One of her ministerial trips was back to Mexico where she spoke of the new Ecuadorian President's regard for democracy. A disgraced ex-vice President of Ecuador, Jorge Glas, who had asylum, was sheltering from justice inside the Mexican embassy. He was arrested by force by police without the permission of Mexico. Palencia was allegedly involved in ordering the arrest within the Mexican embassy. The President of Mexico, Andrés Manuel López Obrador, complained about the infringement of international law and broke off diplomatic relations but he said that he would not be labelling Palencia a traitor.

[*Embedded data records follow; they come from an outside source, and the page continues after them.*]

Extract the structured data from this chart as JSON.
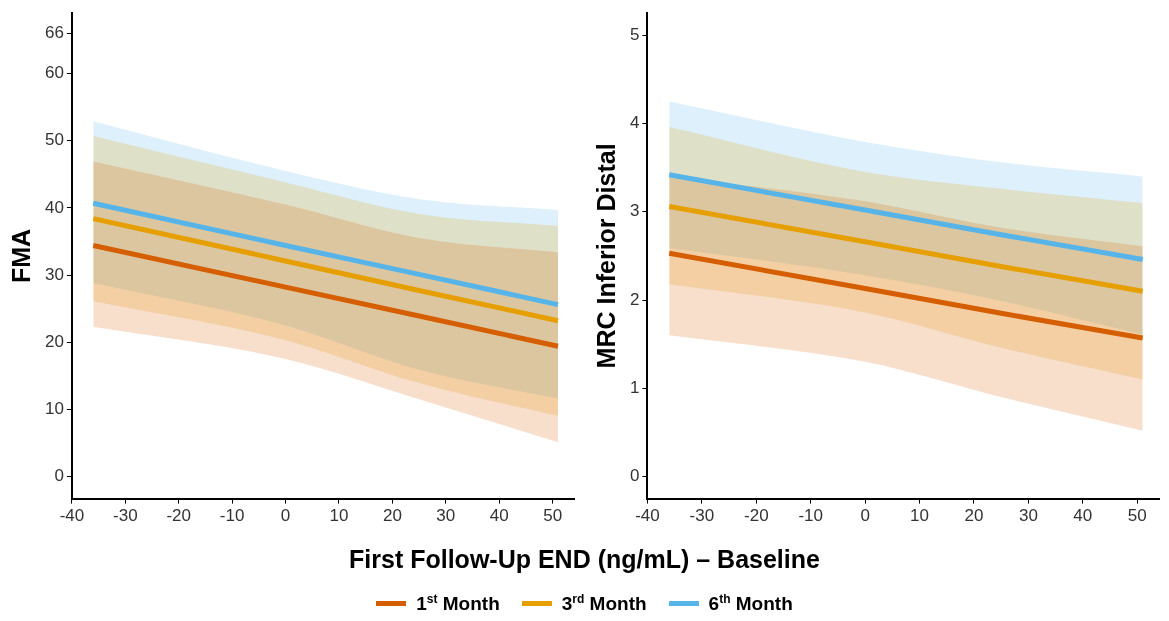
{
  "chart_data": [
    {
      "type": "line",
      "ylabel": "FMA",
      "xlabel": "First Follow-Up END (ng/mL) – Baseline",
      "legend": "bottom",
      "xlim": [
        -40,
        54
      ],
      "xticks": [
        -40,
        -30,
        -20,
        -10,
        0,
        10,
        20,
        30,
        40,
        50
      ],
      "ylim": [
        -3.3,
        69
      ],
      "yticks": [
        0,
        10,
        20,
        30,
        40,
        50,
        60,
        66
      ],
      "series": [
        {
          "name": "1$^{st}$ Month",
          "color": "#d55e00",
          "x": [
            -36,
            0,
            25,
            51
          ],
          "values": [
            34.4,
            28.2,
            23.9,
            19.4
          ],
          "lower": [
            22.3,
            17.5,
            11.5,
            5.1
          ],
          "upper": [
            46.9,
            40.5,
            35.5,
            33.4
          ]
        },
        {
          "name": "3$^{rd}$ Month",
          "color": "#e69f00",
          "x": [
            -36,
            0,
            25,
            51
          ],
          "values": [
            38.4,
            32.1,
            27.7,
            23.2
          ],
          "lower": [
            26.1,
            20.3,
            13.9,
            9.0
          ],
          "upper": [
            50.7,
            43.8,
            39.1,
            37.3
          ]
        },
        {
          "name": "6$^{th}$ Month",
          "color": "#56b4e9",
          "x": [
            -36,
            0,
            25,
            51
          ],
          "values": [
            40.7,
            34.4,
            30.1,
            25.6
          ],
          "lower": [
            28.8,
            22.5,
            15.9,
            11.6
          ],
          "upper": [
            52.9,
            45.5,
            41.3,
            39.7
          ]
        }
      ]
    },
    {
      "type": "line",
      "ylabel": "MRC Inferior Distal",
      "xlim": [
        -40,
        54
      ],
      "xticks": [
        -40,
        -30,
        -20,
        -10,
        0,
        10,
        20,
        30,
        40,
        50
      ],
      "ylim": [
        -0.25,
        5.25
      ],
      "yticks": [
        0,
        1,
        2,
        3,
        4,
        5
      ],
      "series": [
        {
          "color": "#d55e00",
          "x": [
            -36,
            0,
            25,
            51
          ],
          "values": [
            2.53,
            2.13,
            1.85,
            1.57
          ],
          "lower": [
            1.6,
            1.3,
            0.9,
            0.52
          ],
          "upper": [
            3.4,
            3.12,
            2.82,
            2.61
          ]
        },
        {
          "color": "#e69f00",
          "x": [
            -36,
            0,
            25,
            51
          ],
          "values": [
            3.06,
            2.66,
            2.38,
            2.1
          ],
          "lower": [
            2.18,
            1.86,
            1.46,
            1.1
          ],
          "upper": [
            3.96,
            3.45,
            3.26,
            3.1
          ]
        },
        {
          "color": "#56b4e9",
          "x": [
            -36,
            0,
            25,
            51
          ],
          "values": [
            3.42,
            3.02,
            2.74,
            2.46
          ],
          "lower": [
            2.59,
            2.28,
            1.99,
            1.61
          ],
          "upper": [
            4.25,
            3.79,
            3.56,
            3.4
          ]
        }
      ]
    }
  ]
}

Palencia faced impeachment over her role in the arrest of a disgraced politician inside the Mexican Embassy. Independent assembly member Lucía Posso noted that the law was being used to control politicians but ministers must face that this was necessary as the executive must "be accountable to the Plenary". On 3 September the assembly passed a resolution that delayed the impeachment of Palencia.

There was a referendum in Ecuador on 21 April 2024, and the following day President Noboa replaced part of Palencia's role with Michel Sensi Contugi, the Minister of Government. The next day he also replaced the Minister of Education; Alegría Crespo was appointed on 22 April 2024 to replace Daniel Calderón.